Polygame et père d’une vingtaine d’enfants, Ali Cherif Diarra est aujourd’hui sexagénaire. Dès sa jeune enfance, il est envoyé au Niger pour apprendre le coran. À son retour, le village manquait de  personne issue de la classe des nobles pouvant remplir la fonction d’imam. Après plusieurs mois d’hésitation, les populations se résignent à le nommer imam de la mosquée du village. « J’ai été fait imam parce qu’il n’y avait pas de noble ayant une connaissance assez profonde de la religion musulmane  dans le village », explique-t-il.

Divorces

Après 33 ans passés à assumer la fonction d’imam dans ce village, Cherif Diarra a été destitué le 22 octobre 2018 pour avoir refusé d’être appelé « jon ». « Mon grand-frère s’est marié avec une femme à Bamako. Deux mois après, ils sont partis dire au père de la femme que nous sommes des “jon“ dans notre village. Ce dernier a exigé le divorce de sa fille. » L’imam confie avoir été meurtri par les circonstances de ce divorce.

Les conséquences de son statut d’esclave poursuivent ses enfants, et ce même à l’étranger. Ce fut le cas de l’une de ses filles, qui « s’est mariée en France avec un homme qui ne vient pas de la localité de Yélimané. » L’imam explique : « Les ressortissants de notre village, qui se trouvaient en France, sont partis dire au monsieur que son épouse vient d’une famille de “jon“. Notre fille et son mari ont divorcé. » Dévasté par ces deux cas de divorces, il a fait savoir à ses maitres « horon » qu’il ne souhaite plus que les membres de sa famille soient appelés « esclaves » (« jons »).

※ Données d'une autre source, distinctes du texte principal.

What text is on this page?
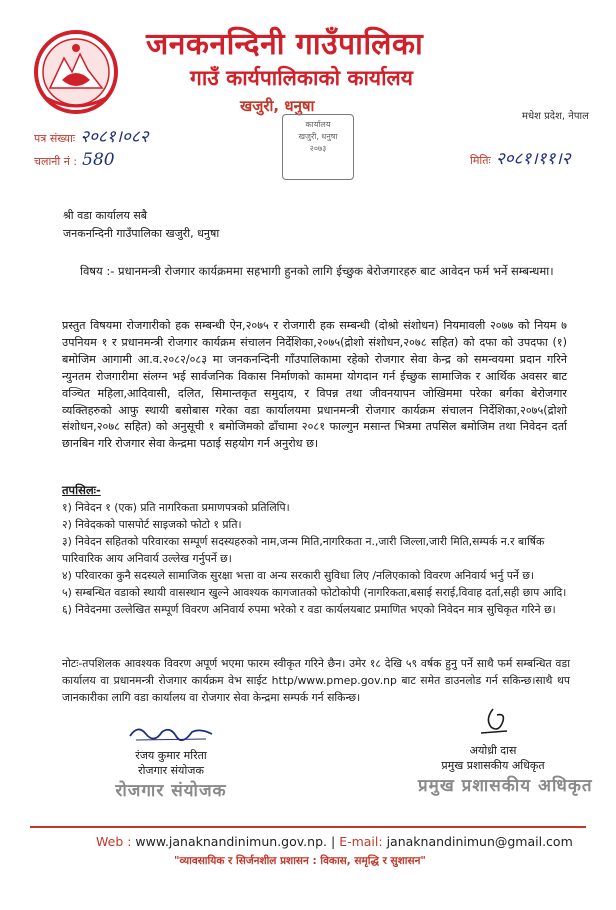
जनकनन्दिनी गाउँपालिका
गाउँ कार्यपालिकाको कार्यालय
खजुरी, धनुषा
मधेश प्रदेश, नेपाल
कार्यालय
खजुरी, धनुषा
२०७३
पत्र संख्याः २०८१।०८२
चलानी नं : 580	मितिः २०८१।११।२
श्री वडा कार्यालय सबै
जनकनन्दिनी गाउँपालिका खजुरी, धनुषा
विषय :- प्रधानमन्त्री रोजगार कार्यक्रममा सहभागी हुनको लागि ईच्छुक बेरोजगारहरु बाट आवेदन फर्म भर्ने सम्बन्धमा।
प्रस्तुत विषयमा रोजगारीको हक सम्बन्धी ऐन,२०७५ र रोजगारी हक सम्बन्धी (दोश्रो संशोधन) नियमावली २०७७ को नियम ७ उपनियम १ र प्रधानमन्त्री रोजगार कार्यक्रम संचालन निर्देशिका,२०७५(द्रोशो संशोधन,२०७८ सहित) को दफा को उपदफा (१) बमोजिम आगामी आ.व.२०८२/०८३ मा जनकनन्दिनी गाँउपालिकामा रहेको रोजगार सेवा केन्द्र को समन्वयमा प्रदान गरिने न्युनतम रोजगारीमा संलग्न भई सार्वजनिक विकास निर्माणको काममा योगदान गर्न ईच्छुक सामाजिक र आर्थिक अवसर बाट वञ्चित महिला,आदिवासी, दलित, सिमान्तकृत समुदाय, र विपन्न तथा जीवनयापन जोखिममा परेका बर्गका बेरोजगार व्यक्तिहरुको आफु स्थायी बसोबास गरेका वडा कार्यालयमा प्रधानमन्त्री रोजगार कार्यक्रम संचालन निर्देशिका,२०७५(द्रोशो संशोधन,२०७८ सहित) को अनुसूची १ बमोजिमको ढाँचामा २०८१ फाल्गुन मसान्त भित्रमा तपसिल बमोजिम तथा निवेदन दर्ता छानबिन गरि रोजगार सेवा केन्द्रमा पठाई सहयोग गर्न अनुरोध छ।
तपसिलः-
१) निवेदन १ (एक) प्रति नागरिकता प्रमाणपत्रको प्रतिलिपि।
२) निवेदकको पासपोर्ट साइजको फोटो १ प्रति।
३) निवेदन सहितको परिवारका सम्पूर्ण सदस्यहरुको नाम,जन्म मिति,नागरिकता न.,जारी जिल्ला,जारी मिति,सम्पर्क न.र बार्षिक पारिवारिक आय अनिवार्य उल्लेख गर्नुपर्ने छ।
४) परिवारका कुनै सदस्यले सामाजिक सुरक्षा भत्ता वा अन्य सरकारी सुविधा लिए /नलिएकाको विवरण अनिवार्य भर्नु पर्ने छ।
५) सम्बन्धित वडाको स्थायी वासस्थान खुल्ने आवश्यक कागजातको फोटोकोपी (नागरिकता,बसाई सराई,विवाह दर्ता,सही छाप आदि।
६) निवेदनमा उल्लेखित सम्पूर्ण विवरण अनिवार्य रुपमा भरेको र वडा कार्यलयबाट प्रमाणित भएको निवेदन मात्र सुचिकृत गरिने छ।
नोटः-तपशिलक आवश्यक विवरण अपूर्ण भएमा फारम स्वीकृत गरिने छैन। उमेर १८ देखि ५९ वर्षक हुनु पर्ने साथै फर्म सम्बन्धित वडा कार्यालय वा प्रधानमन्त्री रोजगार कार्यक्रम वेभ साईट http/www.pmep.gov.np बाट समेत डाउनलोड गर्न सकिन्छ।साथै थप जानकारीका लागि वडा कार्यालय वा रोजगार सेवा केन्द्रमा सम्पर्क गर्न सकिन्छ।
रंजय कुमार मरिता
रोजगार संयोजक
रोजगार संयोजक
अयोध्री दास
प्रमुख प्रशासकीय अधिकृत
प्रमुख प्रशासकीय अधिकृत
Web : www.janaknandinimun.gov.np. | E-mail: janaknandinimun@gmail.com
"व्यावसायिक र सिर्जनशील प्रशासन : विकास, समृद्धि र सुशासन"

« Lorsqu’on nait esclave, on ne quitte plus ce statut »  

Après une rencontre entre les notabilités du village sur le refus de son statut d’esclave, la sentence a été sans appel : « Si tu ne veux pas être appelé “esclave“, tu quittes ton poste d’imam. Lorsqu’on nait esclave, on ne quitte plus ce statut », lui ont rétorqué les notabilités. 

Pour avoir refusé d’être appelé « esclave », le vieil Ali Cherif Diarra est d’abord exclu de toutes les activités du village. Il est considéré comme un rebelle qu’il faut punir. Ainsi, son champ est spolié : « Un jour, les populations des villages environnants  et celles de Hamdallaye, armées de machettes, se sont rendues dans mon champ pour m’expulser. Heureusement, ce jour-là, je n’y étais pas. Sinon, je serais déjà mort. » 

Appliquer les lois de la République

Dans la zone, Ali Diarra n’était pas le seul à vouloir s’affranchir. Le préfet de Yélimané, M. Fané  et le sous-préfet de Tambacara ont été saisis de la question de l’esclavage par ascendance. Ils ont convoqué, le 15 mai 2019 à la mairie de Tambacara, les nobles et  les esclaves autour d’une table pour le dialogue. « Lors de cette rencontre, le chef du village de Tambacara n’a pas mâché ses mots. Il a dit à  l’administration qu’il va retirer les terres à tous ceux qui refuseront d’assumer le statut de « jon ». Ainsi, ils ne pourront plus cultiver. », rapporte l’imam Ali Cherif Diarra, présent lors la rencontre.  

Après l’échec de cette médiation du préfet, l’affaire a pris une tournure judiciaire. Au final, le procureur d’alors, M. Camara, a ordonné la restitution des champs spoliés. « Grâce au procureur Camara, nous avons pu récupérer nos champs. », affirme l’ex-imam. Personnellement, je pense que pour atténuer la souffrance des personnes considérées comme « esclaves », les représentants de l’État dans les zones où la pratique existe doivent agir avec rigueur en appliquant les lois de la République.